Monday, February 14, 2011

Barbara Ellen Asire

Barbara Ellen Asire, my great-grandmother, was born February 24, 1858 in Millcreek Township, Coshocton County, Ohio.  She had a twin sister, Amanda, who lived only six weeks.  They were the youngest of eight children born to Henry M. and Elizabeth Conrad Asire.

Both the Asire and Conrad families came to Ohio from Westmoreland County, Pennsylvania.  Elizabeth Conrad arrived in 1826 with her family in a covered wagon.  The Asire family came a few years after that.  Henry and Elizabeth were married in 1836 in Holmes County, Ohio.  Six years later on March 26, 1842, 95 acres were deeded to them by Elizabeth's parents, Jacob and and Mary Conrad, for the sum of $500 (tribute to Barbara Ellen Asire Bechtol, written by daughter Nellie Bechtol Patterson).  That land was in Millcreek Township.  They built four different homes on the land and were living in the last when when Barbara was born.  Ironically, she died in that same room nearly 53 years later.  Photo of the Asire home taken c. 1902 - Barbara with several of her children.
Barbara attended  church and Sunday School at the Reformed Church in New Bedford.  She went to Hardridge, which was a one-room school house located just over the hill from where they lived.   Her brother Leonard taught at the school for one term while she was there.  Later, her children would attend the same school. 

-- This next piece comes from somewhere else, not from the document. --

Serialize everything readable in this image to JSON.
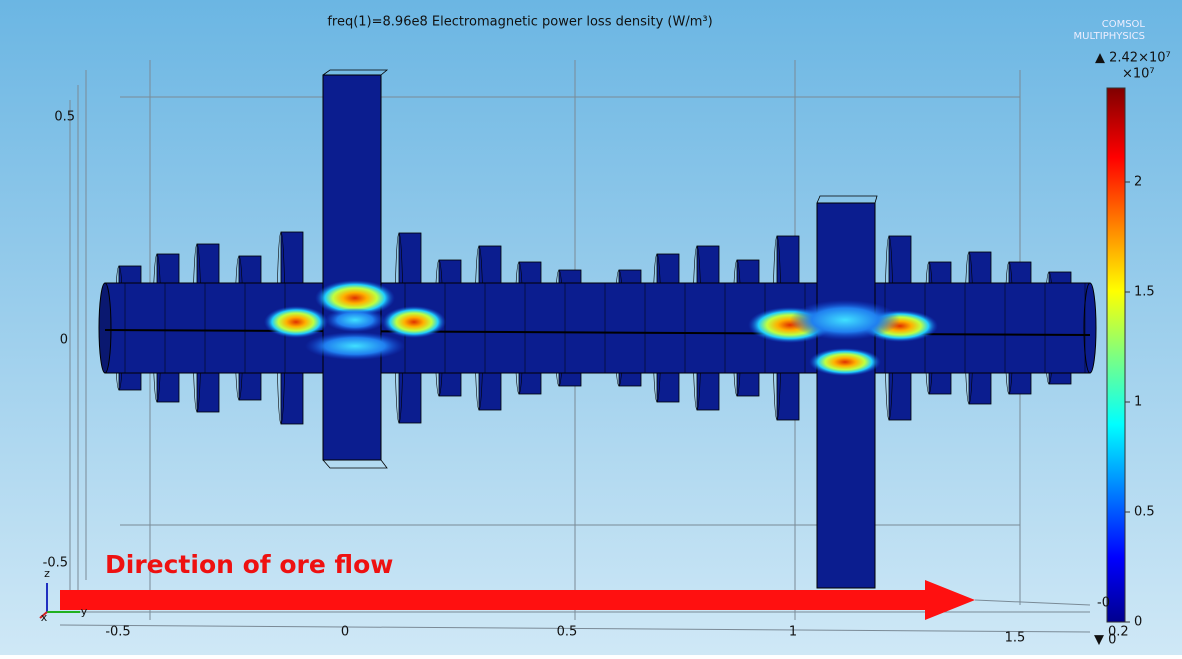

In 1879, at the age of 21, she married Frederick Bechtol, son of Nathan and Nancy Griffith Bechtol.  He, too, was also born and raised in Millcreek Township.  The Bechtols were farmers who had come to Coshocton County from Pennsylvania.

Frederick and Barbara lived with her widowed mother for several years (I assume until Elizabeth's death in 1892).  During the 1880's they purchased 110 acres from Elizabeth (including the house).  Barbara and Frederick had 12 children.  One son died in 1889, at the tender age of three months.  No one has a record of what the baby's name was.

As a farmer's wife and mother of 11 living children, Barbara led a physically hard and demanding life.  She had been ill for several months before she died on November 24, 1910 - only 52 years old.   It was said that she bore this with patience and endurance.  Her death certificate lists the cause of death as organic heart disease complicated by nephritis (kidney disease) and enlarged liver.  In her obituary a neighbor said this of her:  "The most beautiful feature of her life was that she was always more thoughtful for the happiness and welfare of others than for herself.  Her name will ever be a blessing to her estimable family and all who came in contact with her."

Today her descendants number in the hundreds and are scattered across the country.  Not long ago I asked my mother if she named me after Barbara Ellen.  Although I wasn't, I am still proud to carry her name.  She left a great legacy to look to.  Aunt Nellie wrote in her tribute, "I think we can truthfully say, as in Proverbs, that 'She looketh well to the ways of her household and she eateth not the bread of idleness and her children rise up to call her blessed'."   These photos are of her New Testament, published in 1859, just a year after she was born.  The book measures 3" x 4 1/2".  The cover is peeling and there is some water damage.